Panama is a country of 4.3 million people, smaller than the city of Houston, with a soccer infrastructure that until about 2010 was basically a few amateur leagues and a national team that lost to whoever showed up. Then qualifying for 2018 changed everything — Roman Torres scored the goal in the final qualifier against Costa Rica, the country wept, the U.S. men's team failed to qualify on the same night, and Panama went to Russia as the most improbable World Cup story of that cycle. They lost all three matches by a combined 11-2. They came home heroes anyway.
Eight years later, Thomas Christiansen — the Danish-Spanish coach who had been at Leeds and APOEL Nicosia before taking the Panama job in 2020 — has built the second iteration. This squad has Marseille's Michael Murillo, Norwich's José Córdoba, MLS regulars across the lineup. They went unbeaten through CONCACAF's second qualifying round. They didn't sneak in this time. They earned it.

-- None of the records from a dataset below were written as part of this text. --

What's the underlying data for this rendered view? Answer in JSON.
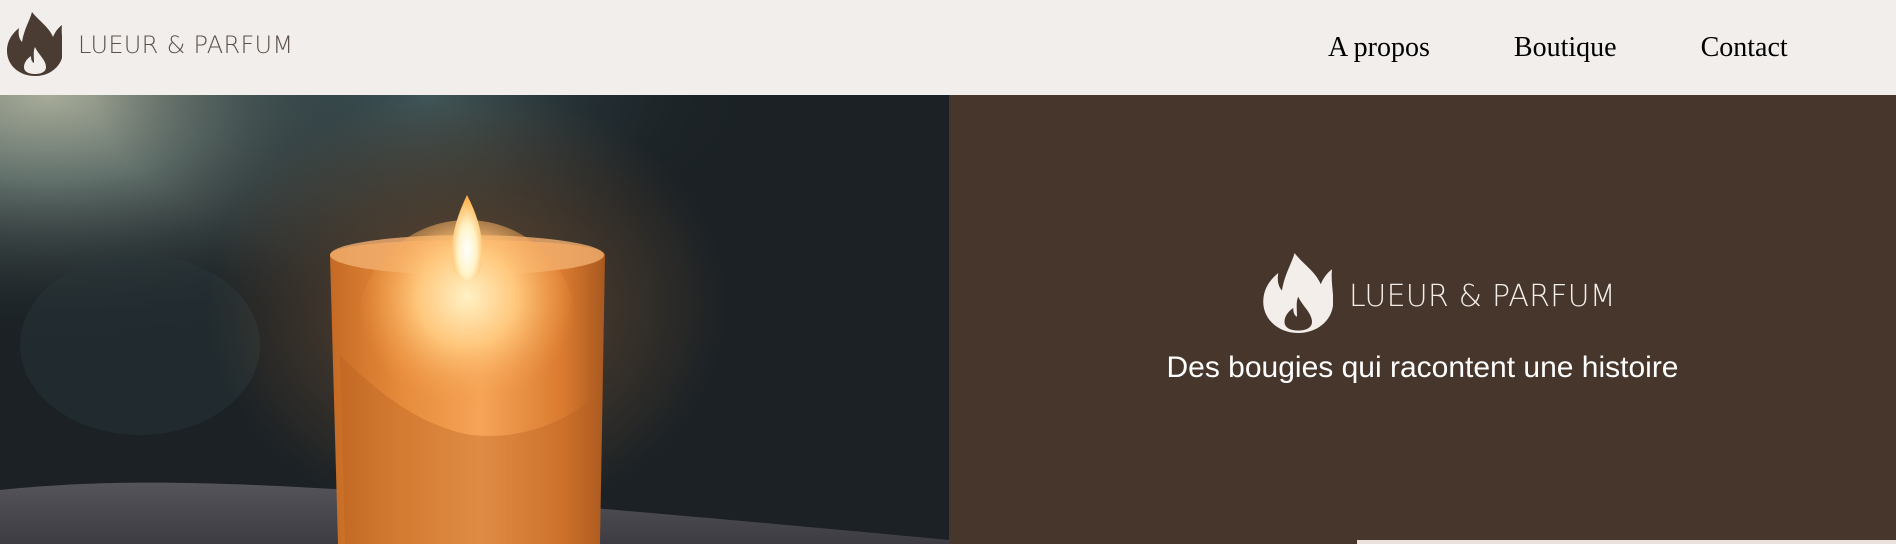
{
  "header": {
    "brand_name": "LUEUR & PARFUM",
    "brand_icon": "flame-icon",
    "nav": [
      {
        "label": "A propos"
      },
      {
        "label": "Boutique"
      },
      {
        "label": "Contact"
      }
    ]
  },
  "hero": {
    "image_icon": "candle-photo",
    "logo_name": "LUEUR & PARFUM",
    "logo_icon": "flame-icon",
    "tagline": "Des bougies qui racontent une histoire"
  },
  "colors": {
    "header_bg": "#f2eeeb",
    "brand_brown": "#4a3b33",
    "panel_bg": "#46362c",
    "panel_text": "#ffffff"
  }
}
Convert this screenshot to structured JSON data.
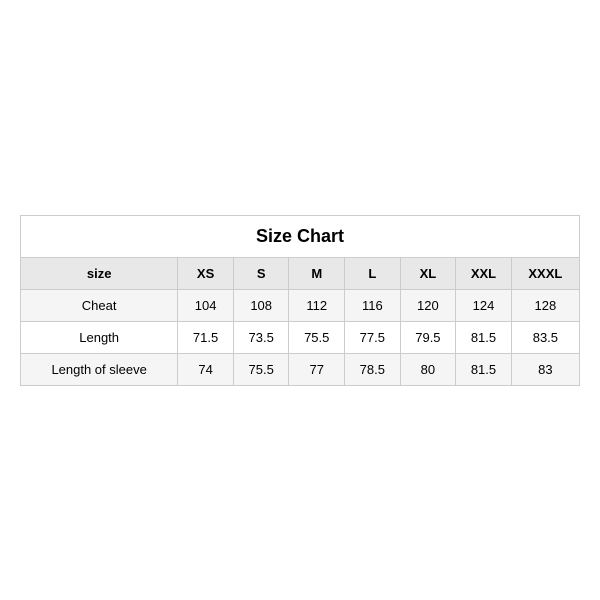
{
  "table": {
    "title": "Size Chart",
    "headers": [
      "size",
      "XS",
      "S",
      "M",
      "L",
      "XL",
      "XXL",
      "XXXL"
    ],
    "rows": [
      {
        "label": "Cheat",
        "values": [
          "104",
          "108",
          "112",
          "116",
          "120",
          "124",
          "128"
        ]
      },
      {
        "label": "Length",
        "values": [
          "71.5",
          "73.5",
          "75.5",
          "77.5",
          "79.5",
          "81.5",
          "83.5"
        ]
      },
      {
        "label": "Length of sleeve",
        "values": [
          "74",
          "75.5",
          "77",
          "78.5",
          "80",
          "81.5",
          "83"
        ]
      }
    ]
  }
}
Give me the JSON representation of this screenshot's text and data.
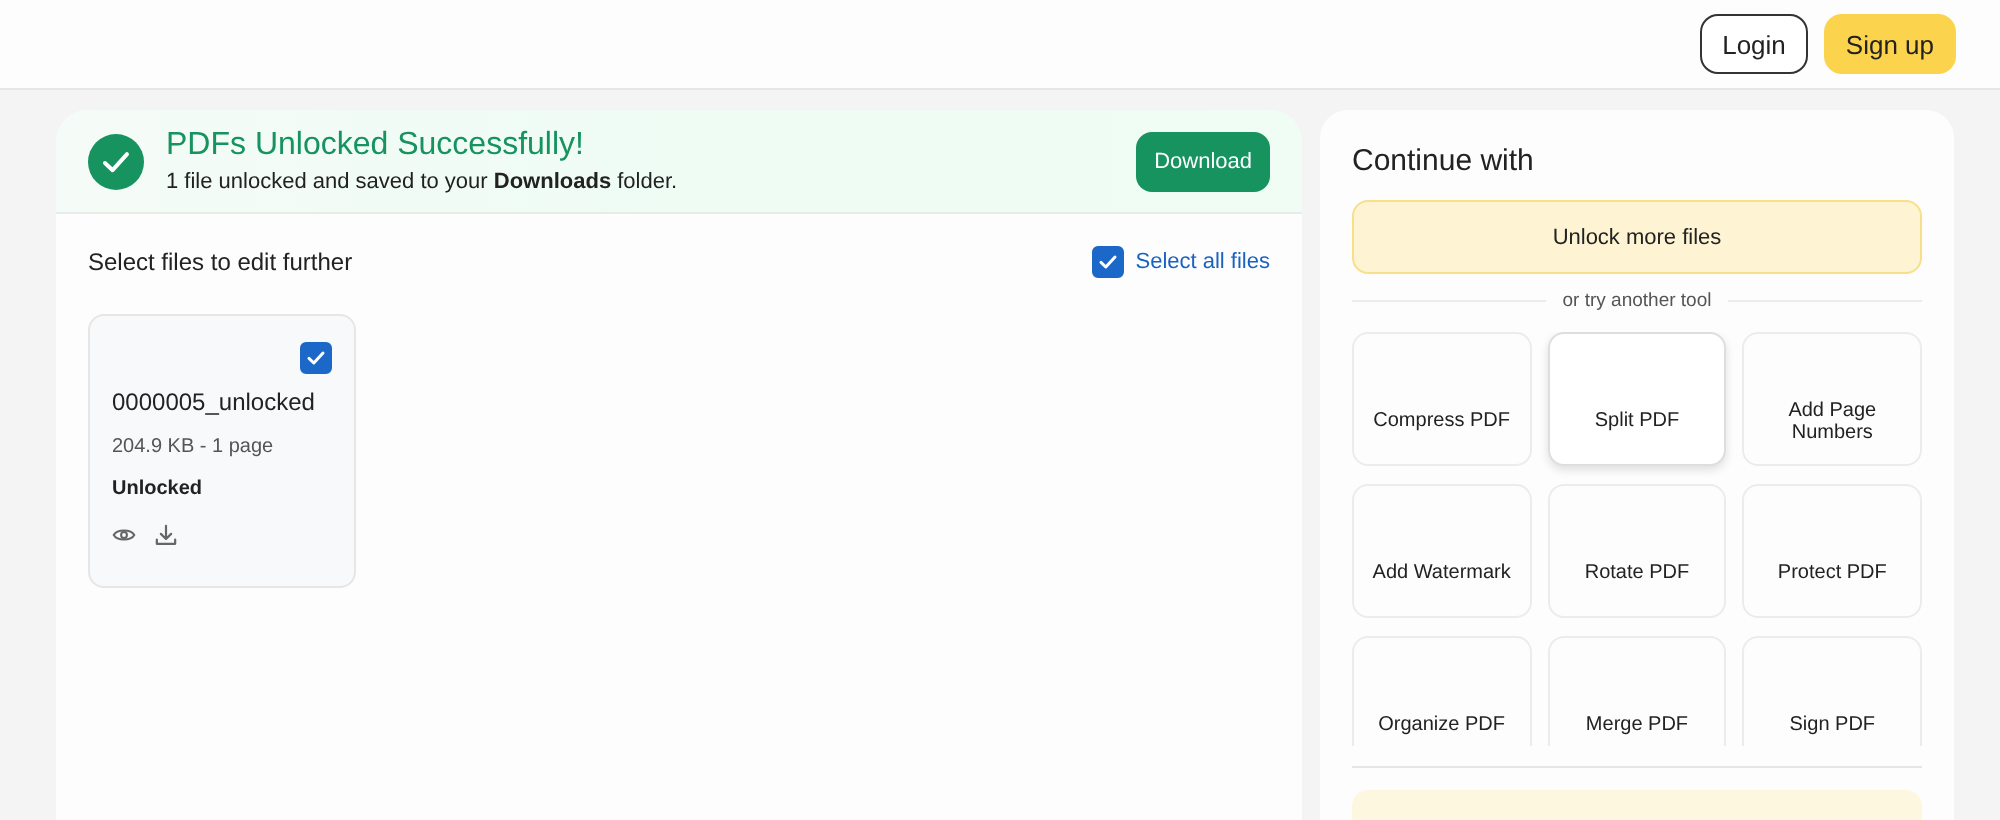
{
  "header": {
    "buttons": [
      {
        "label": "Login",
        "kind": "outline"
      },
      {
        "label": "Sign up",
        "kind": "primary"
      }
    ]
  },
  "banner": {
    "title": "PDFs Unlocked Successfully!",
    "message": "1 file unlocked and saved to your **Downloads** folder.",
    "button": "Download"
  },
  "files_section": {
    "heading": "Select files to edit further",
    "select_all": {
      "label": "Select all files",
      "checked": true
    },
    "files": [
      {
        "name": "0000005_unlocked",
        "meta": "204.9 KB - 1 page",
        "status": "Unlocked",
        "checked": true
      }
    ]
  },
  "continue_panel": {
    "title": "Continue with",
    "primary_button": "Unlock more files",
    "divider_text": "or try another tool",
    "tools": [
      {
        "label": "Compress PDF",
        "hovered": false
      },
      {
        "label": "Split PDF",
        "hovered": true
      },
      {
        "label": "Add Page Numbers",
        "hovered": false
      },
      {
        "label": "Add Watermark",
        "hovered": false
      },
      {
        "label": "Rotate PDF",
        "hovered": false
      },
      {
        "label": "Protect PDF",
        "hovered": false
      },
      {
        "label": "Organize PDF",
        "hovered": false
      },
      {
        "label": "Merge PDF",
        "hovered": false
      },
      {
        "label": "Sign PDF",
        "hovered": false
      }
    ]
  }
}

The group is brutal: France, Norway, and a third opponent that depends on intercontinental playoffs. Panama is the heaviest underdog of the four, by a wide margin. But here's the thing — this is a team that has spent eight years preparing for a second chance, with a coach who has actually won things in Europe, and a captain in his final tournament. They will play the matches in red shirts and they will play them like the entire country is watching. Because the entire country is watching. Schools will close again.